Her screaming was beginning to attract the attention of the people around them. Timothy grabbed her hand to pull her away from public eyes, and Indigo dug her heels into the ground, but he dragged her around the corner.

"Hey, are you alright miss?" a man asked while looking at Timothy with accusatory eyes.

"We're fine," Timothy said dismissively.

"I'm asking the lady..."

"...forget we're even here," Indigo said, her eyes lighting up for a brief second. The man stood confused before turning around and walking away. "I'm not rejoining the Confederation."

"I don't care if you do or don't. Get us to Eden, and you'll never see me, or the Confederation again."

"Fine," Indigo said, shoving her way past Timothy. She made her way to the door and opened it. "Wait here."

"Why?" Eterna asked.

"Because where I go, only the Sisters of Keys are permitted to see."

"You're all that remains of them," Eterna said.

"And I will die with this secret if required," Indigo said and stepped through the door. Timothy crossed his arms and leaned against the wall. Eterna paced next to him, her hands behind her back.

"Timothy?" Eterna asked.

"Yes?" he asked.

"I could always feel Johan. Even if he didn't reveal himself, I could feel him. I can't anymore. What happened?"

"I let him go," Timothy replied, and Eterna stopped pacing to look at him.

"Would you let me go if I desired it?" she asked.

"If you could leave, and wanted to, I would permit your absence."

"Even if you lost my power?" she asked.

"Your power doesn't belong to me. It's a privilege to use."

The door opened and Indigo stepped out and closed it again.

"Where do you go?" Timothy asked.

"You don't need to know that in order for me to get you to your mystical land of bullshit and sunshine," Indigo said and completed her drawing. She activated the seal and opened the door for them to enter first. "Right this way."
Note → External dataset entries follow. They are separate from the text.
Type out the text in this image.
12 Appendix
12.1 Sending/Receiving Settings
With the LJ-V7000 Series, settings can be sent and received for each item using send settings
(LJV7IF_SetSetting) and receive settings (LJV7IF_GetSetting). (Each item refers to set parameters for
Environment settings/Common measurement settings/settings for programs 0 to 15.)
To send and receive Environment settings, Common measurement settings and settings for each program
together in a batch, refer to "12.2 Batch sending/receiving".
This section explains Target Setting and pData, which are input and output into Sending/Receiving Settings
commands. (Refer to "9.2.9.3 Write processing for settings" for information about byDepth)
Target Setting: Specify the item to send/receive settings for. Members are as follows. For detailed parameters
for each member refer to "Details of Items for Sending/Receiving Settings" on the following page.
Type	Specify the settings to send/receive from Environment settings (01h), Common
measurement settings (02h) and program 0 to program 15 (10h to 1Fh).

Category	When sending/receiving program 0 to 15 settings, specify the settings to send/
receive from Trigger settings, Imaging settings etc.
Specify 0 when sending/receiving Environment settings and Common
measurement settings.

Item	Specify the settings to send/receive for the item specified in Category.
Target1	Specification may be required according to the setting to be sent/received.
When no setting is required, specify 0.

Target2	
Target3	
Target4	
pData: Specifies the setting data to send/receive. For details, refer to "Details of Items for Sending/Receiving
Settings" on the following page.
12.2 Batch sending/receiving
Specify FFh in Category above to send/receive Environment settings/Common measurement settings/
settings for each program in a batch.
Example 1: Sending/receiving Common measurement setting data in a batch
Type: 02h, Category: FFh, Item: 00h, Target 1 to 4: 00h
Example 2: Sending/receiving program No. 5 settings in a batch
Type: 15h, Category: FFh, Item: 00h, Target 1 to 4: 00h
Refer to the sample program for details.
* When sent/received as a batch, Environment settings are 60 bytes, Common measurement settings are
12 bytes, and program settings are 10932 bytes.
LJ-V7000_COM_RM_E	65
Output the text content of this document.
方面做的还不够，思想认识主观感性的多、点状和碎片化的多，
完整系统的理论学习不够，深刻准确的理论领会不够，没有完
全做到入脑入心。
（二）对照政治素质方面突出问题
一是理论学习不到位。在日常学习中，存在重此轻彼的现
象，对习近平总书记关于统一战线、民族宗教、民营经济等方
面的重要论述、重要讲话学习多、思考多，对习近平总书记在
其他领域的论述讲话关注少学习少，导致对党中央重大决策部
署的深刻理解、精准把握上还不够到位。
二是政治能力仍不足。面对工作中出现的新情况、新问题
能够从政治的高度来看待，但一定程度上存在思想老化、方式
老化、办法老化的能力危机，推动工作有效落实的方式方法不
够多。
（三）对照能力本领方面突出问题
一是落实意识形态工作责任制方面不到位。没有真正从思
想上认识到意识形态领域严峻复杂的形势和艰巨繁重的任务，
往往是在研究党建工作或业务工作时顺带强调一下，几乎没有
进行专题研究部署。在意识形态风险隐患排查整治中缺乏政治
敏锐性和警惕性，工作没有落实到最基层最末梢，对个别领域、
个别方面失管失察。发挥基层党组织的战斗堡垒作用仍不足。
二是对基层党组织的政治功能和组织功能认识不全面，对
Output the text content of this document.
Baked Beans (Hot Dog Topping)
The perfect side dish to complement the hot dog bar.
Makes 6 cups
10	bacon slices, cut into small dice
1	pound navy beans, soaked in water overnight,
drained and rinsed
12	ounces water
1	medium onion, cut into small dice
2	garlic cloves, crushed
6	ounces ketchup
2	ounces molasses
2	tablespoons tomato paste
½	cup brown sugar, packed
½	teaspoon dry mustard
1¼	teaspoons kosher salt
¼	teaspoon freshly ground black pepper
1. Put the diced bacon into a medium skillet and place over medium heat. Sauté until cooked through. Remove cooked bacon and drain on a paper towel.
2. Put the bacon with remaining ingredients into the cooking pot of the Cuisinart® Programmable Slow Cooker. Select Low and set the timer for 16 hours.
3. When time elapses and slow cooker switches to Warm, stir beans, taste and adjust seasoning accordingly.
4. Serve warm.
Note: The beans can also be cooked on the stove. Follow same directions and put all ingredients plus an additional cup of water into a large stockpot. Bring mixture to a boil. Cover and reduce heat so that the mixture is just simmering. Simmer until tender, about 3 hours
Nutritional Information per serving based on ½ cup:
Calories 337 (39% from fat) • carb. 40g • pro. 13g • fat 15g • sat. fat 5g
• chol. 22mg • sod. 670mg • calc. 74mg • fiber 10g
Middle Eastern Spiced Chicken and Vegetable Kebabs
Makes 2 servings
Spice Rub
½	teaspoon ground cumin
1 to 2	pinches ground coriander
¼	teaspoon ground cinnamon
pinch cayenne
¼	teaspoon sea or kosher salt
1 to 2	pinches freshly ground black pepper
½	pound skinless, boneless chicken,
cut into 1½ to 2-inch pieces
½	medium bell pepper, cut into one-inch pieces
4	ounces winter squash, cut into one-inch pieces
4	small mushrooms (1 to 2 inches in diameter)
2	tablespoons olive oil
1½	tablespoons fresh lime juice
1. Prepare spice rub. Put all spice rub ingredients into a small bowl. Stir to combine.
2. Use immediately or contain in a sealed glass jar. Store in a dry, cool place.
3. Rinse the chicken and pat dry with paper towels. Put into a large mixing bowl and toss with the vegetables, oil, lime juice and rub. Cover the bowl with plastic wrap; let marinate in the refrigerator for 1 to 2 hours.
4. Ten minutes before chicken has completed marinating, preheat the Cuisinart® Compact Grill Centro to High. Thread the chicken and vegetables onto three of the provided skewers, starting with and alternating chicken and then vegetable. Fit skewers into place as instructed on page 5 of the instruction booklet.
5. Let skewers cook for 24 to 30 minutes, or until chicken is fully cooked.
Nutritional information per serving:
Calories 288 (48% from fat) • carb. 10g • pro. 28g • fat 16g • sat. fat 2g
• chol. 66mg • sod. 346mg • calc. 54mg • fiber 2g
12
Timothy stepped through the door and smelled chlorine immediately. They had stepped into an indoor swimming pool that was currently closed. The windows at the top of the structure told him they were somewhere in the world that was later in the day. They traveled to the other side of the world in a few steps.

"Where are we?" Timothy asked.

"Tokyo," Indigo replied matter of fact. "Okay, assuming you're telling the truth, and you've been there, I'm going to turn this water into a doorway."

"Just like that?" Timothy asked, and Indigo kind of shrugged. "Small issue."